Now we'll evaluate the new model on the training set as well:

# Run this cell without changes

# Fit the model to the training data, using a subset of the
# training data as validation data
reg_model_results = model_with_regularization.fit(
    x=X_train,
    y=y_train,
    batch_size=None,
    epochs=20,
    verbose=0,
    validation_split=0.4,
    shuffle=False
)

plot_loss_and_accuracy(reg_model_results)

(Whether or not your regularization made a difference will partially depend on how strong of regularization you applied, as well as some random elements of your current TensorFlow configuration.)

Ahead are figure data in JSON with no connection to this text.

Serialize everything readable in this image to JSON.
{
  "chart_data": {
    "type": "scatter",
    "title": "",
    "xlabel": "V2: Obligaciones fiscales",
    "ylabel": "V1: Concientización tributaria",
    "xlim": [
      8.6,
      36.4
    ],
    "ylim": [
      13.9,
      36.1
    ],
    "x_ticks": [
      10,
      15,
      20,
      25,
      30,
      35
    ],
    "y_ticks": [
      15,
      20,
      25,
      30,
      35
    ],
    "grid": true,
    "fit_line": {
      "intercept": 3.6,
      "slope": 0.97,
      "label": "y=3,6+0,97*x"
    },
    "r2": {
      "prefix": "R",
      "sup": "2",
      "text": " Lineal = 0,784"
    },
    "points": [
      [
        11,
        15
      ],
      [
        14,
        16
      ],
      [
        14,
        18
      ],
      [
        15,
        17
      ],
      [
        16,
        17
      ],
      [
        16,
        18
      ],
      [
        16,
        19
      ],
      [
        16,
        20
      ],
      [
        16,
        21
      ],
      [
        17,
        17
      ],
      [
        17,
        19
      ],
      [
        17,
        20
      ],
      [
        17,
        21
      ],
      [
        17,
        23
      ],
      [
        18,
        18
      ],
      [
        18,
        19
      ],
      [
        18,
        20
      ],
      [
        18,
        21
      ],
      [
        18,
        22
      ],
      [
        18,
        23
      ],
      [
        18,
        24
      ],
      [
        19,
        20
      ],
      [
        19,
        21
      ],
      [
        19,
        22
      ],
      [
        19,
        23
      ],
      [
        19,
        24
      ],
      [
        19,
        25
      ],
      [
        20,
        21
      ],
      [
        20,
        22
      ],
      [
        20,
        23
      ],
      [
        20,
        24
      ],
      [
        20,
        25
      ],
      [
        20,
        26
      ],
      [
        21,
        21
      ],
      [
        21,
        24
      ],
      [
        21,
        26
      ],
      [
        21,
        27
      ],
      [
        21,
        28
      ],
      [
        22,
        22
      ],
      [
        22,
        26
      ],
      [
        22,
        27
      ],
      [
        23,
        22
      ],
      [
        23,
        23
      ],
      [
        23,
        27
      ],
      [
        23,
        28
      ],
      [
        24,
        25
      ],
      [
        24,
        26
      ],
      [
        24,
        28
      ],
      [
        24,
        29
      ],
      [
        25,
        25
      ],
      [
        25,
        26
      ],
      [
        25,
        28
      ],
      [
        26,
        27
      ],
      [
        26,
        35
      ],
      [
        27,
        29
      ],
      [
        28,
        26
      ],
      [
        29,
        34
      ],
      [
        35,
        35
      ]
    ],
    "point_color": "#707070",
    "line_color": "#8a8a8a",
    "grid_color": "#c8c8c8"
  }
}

Now we evaluate both models on the holdout set:

# Run this cell without changes

final_dense_model_results = dense_model.fit(
    x=X_train,
    y=y_train,
    batch_size=None,
    epochs=20,
    verbose=0,
    validation_data=(X_test, y_test),
    shuffle=False
)

plot_loss_and_accuracy(final_dense_model_results, final=True)

Plot the loss and accuracy your final regularized model.

# Replace None, as necessary

final_reg_model_results = model_with_regularization.fit(
    x=None,
    y=None,
    batch_size=None,
    epochs=None,
    verbose=None,
    validation_data=(None, None),
    shuffle=None
)

plot_loss_and_accuracy(final_reg_model_results, final=True)